Et rien ne semble changer. La Cour des comptes a rendu public en juillet 2013 un rapport qui dénonce, encore une fois, le système de fixation des tarifs des autoroutes et leurs montants élevés, soulignant le fait que « le rapport de force apparaît plus favorable aux sociétés concessionnaires » qu’aux pouvoirs publics. La Cour relève aussi le manque d’exigence de l’État « en cas de non-respect de leurs obligations par les concessionnaires, qu’il s’agisse de préserver le patrimoine, de respecter les engagements pris dans les contrats de plan ou de transmettre les données demandées ».

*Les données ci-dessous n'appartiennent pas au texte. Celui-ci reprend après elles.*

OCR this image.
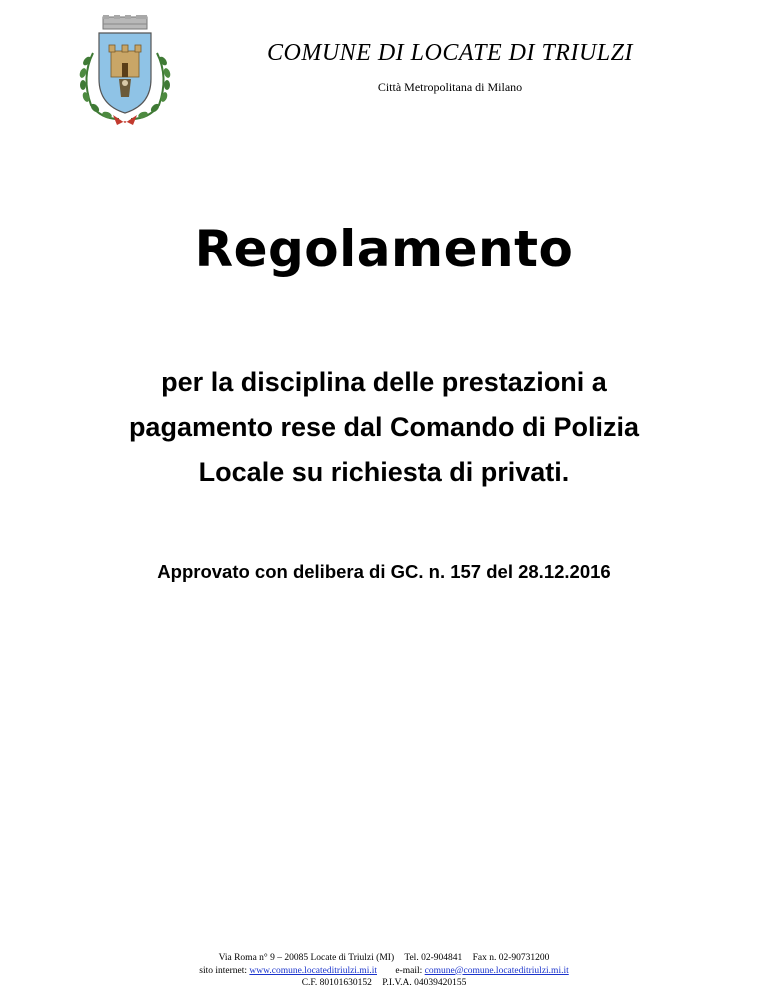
COMUNE DI LOCATE DI TRIULZI
Città Metropolitana di Milano
Regolamento
per la disciplina delle prestazioni a
pagamento rese dal Comando di Polizia
Locale su richiesta di privati.
Approvato con delibera di GC. n. 157 del 28.12.2016
Via Roma n° 9 – 20085 Locate di Triulzi (MI) Tel. 02-904841 Fax n. 02-90731200
sito internet: www.comune.locateditriulzi.mi.it e-mail: comune@comune.locateditriulzi.mi.it
C.F. 80101630152 P.I.V.A. 04039420155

Concernant le suivi de la politique d’investissement, il a été souligné que les derniers contrats de plan ne comportent pas de clause permettant à l’État de connaître le coût réel de tous les investissements compensés, ni le budget consacré à l’entretien du patrimoine de l’État, donc du patrimoine commun. Le rapport de l’Assemblée nationale fait ainsi état d'un cadre tarifaire et d'un modèle financier qui, selon ses termes, « n’offrent pas, aujourd’hui, une protection suffisante des intérêts des usagers ».

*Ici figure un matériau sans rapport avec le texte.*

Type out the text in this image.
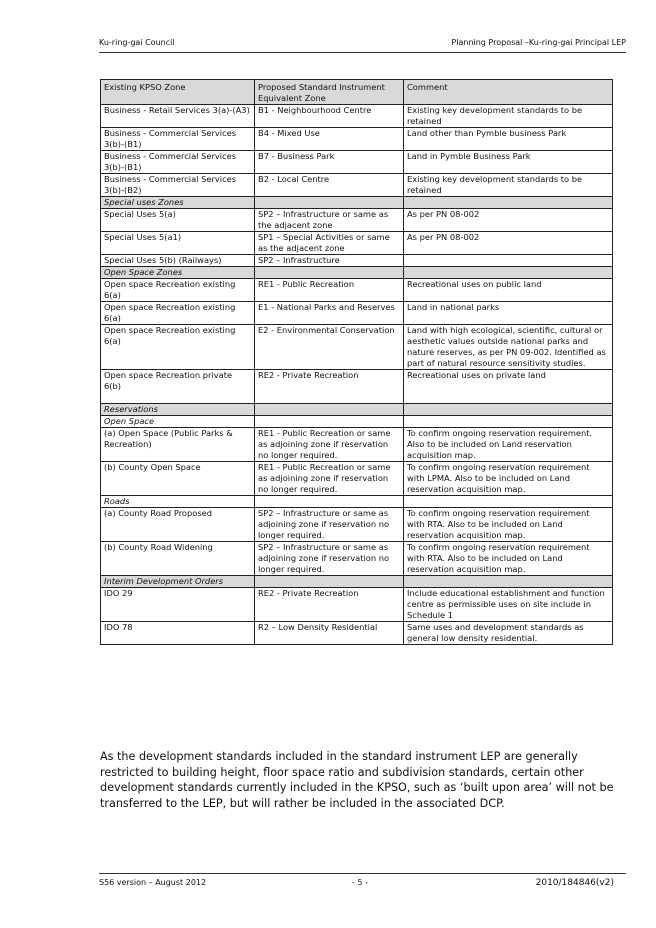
Ku-ring-gai Council	Planning Proposal –Ku-ring-gai Principal LEP
Existing KPSO Zone	Proposed Standard Instrument Equivalent Zone	Comment
Business - Retail Services 3(a)-(A3)	B1 - Neighbourhood Centre	Existing key development standards to be retained
Business - Commercial Services 3(b)-(B1)	B4 - Mixed Use	Land other than Pymble business Park
Business - Commercial Services 3(b)-(B1)	B7 - Business Park	Land in Pymble Business Park
Business - Commercial Services 3(b)-(B2)	B2 - Local Centre	Existing key development standards to be retained
Special uses Zones		
Special Uses 5(a)	SP2 – Infrastructure or same as the adjacent zone	As per PN 08-002
Special Uses 5(a1)	SP1 – Special Activities or same as the adjacent zone	As per PN 08-002
Special Uses 5(b) (Railways)	SP2 – Infrastructure	
Open Space Zones		
Open space Recreation existing 6(a)	RE1 - Public Recreation	Recreational uses on public land
Open space Recreation existing 6(a)	E1 - National Parks and Reserves	Land in national parks
Open space Recreation existing 6(a)	E2 - Environmental Conservation	Land with high ecological, scientific, cultural or aesthetic values outside national parks and nature reserves, as per PN 09-002. Identified as part of natural resource sensitivity studies.
Open space Recreation private 6(b)	RE2 - Private Recreation	Recreational uses on private land
Reservations		
Open Space		
(a) Open Space (Public Parks & Recreation)	RE1 - Public Recreation or same as adjoining zone if reservation no longer required.	To confirm ongoing reservation requirement. Also to be included on Land reservation acquisition map.
(b) County Open Space	RE1 - Public Recreation or same as adjoining zone if reservation no longer required.	To confirm ongoing reservation requirement with LPMA. Also to be included on Land reservation acquisition map.
Roads		
(a) County Road Proposed	SP2 – Infrastructure or same as adjoining zone if reservation no longer required.	To confirm ongoing reservation requirement with RTA. Also to be included on Land reservation acquisition map.
(b) County Road Widening	SP2 – Infrastructure or same as adjoining zone if reservation no longer required.	To confirm ongoing reservation requirement with RTA. Also to be included on Land reservation acquisition map.
Interim Development Orders		
IDO 29	RE2 - Private Recreation	Include educational establishment and function centre as permissible uses on site include in Schedule 1
IDO 78	R2 – Low Density Residential	Same uses and development standards as general low density residential.
As the development standards included in the standard instrument LEP are generally restricted to building height, floor space ratio and subdivision standards, certain other development standards currently included in the KPSO, such as ‘built upon area’ will not be transferred to the LEP, but will rather be included in the associated DCP.
S56 version – August 2012	- 5 -	2010/184846(v2)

Encore une fois, les magistrats de la Cour des comptes recommandent de mettre en œuvre des dispositions contraignantes et de réaliser systématiquement une contre-expertise de tous les coûts prévisionnels des investissements.

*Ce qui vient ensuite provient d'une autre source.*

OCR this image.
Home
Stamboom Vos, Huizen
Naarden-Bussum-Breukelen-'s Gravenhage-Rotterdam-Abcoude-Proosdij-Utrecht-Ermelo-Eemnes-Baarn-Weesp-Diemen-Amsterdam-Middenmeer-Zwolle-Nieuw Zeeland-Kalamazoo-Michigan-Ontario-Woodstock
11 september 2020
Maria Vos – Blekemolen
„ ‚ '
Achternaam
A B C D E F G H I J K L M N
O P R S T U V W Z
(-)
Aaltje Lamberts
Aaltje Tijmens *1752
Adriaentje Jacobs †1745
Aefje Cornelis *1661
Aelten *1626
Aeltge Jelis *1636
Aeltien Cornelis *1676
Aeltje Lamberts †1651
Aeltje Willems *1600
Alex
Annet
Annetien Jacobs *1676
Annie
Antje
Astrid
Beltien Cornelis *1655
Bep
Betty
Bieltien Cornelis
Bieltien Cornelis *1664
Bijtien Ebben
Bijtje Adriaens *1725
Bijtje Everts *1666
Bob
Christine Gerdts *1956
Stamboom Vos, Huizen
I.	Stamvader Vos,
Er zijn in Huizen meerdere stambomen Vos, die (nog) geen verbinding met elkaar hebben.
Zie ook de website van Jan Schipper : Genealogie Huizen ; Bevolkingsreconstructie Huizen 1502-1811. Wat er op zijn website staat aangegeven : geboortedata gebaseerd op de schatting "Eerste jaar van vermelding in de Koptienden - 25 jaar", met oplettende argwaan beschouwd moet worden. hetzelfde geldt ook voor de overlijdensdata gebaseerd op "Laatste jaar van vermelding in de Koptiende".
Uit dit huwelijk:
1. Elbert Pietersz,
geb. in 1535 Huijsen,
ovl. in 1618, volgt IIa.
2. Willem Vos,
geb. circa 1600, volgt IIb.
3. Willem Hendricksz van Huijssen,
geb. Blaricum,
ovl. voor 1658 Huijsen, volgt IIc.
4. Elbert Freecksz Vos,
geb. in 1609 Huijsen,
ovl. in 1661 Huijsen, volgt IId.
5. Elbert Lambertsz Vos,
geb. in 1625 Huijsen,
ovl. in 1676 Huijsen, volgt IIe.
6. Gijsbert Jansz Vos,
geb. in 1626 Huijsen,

Mais, pour l’heure, rien n’est fait. L’État renonce à exercer ce qui lui reste d’autorité réglementaire, au détriment de l’usager. Face à ces constats que nous partageons tous dans cet hémicycle, et pour mettre fin à cette situation intenable, nous vous proposons de revenir sur ce choix irresponsable qui devait aboutir à la vente de notre patrimoine autoroutier. C’est le sens de notre proposition de loi.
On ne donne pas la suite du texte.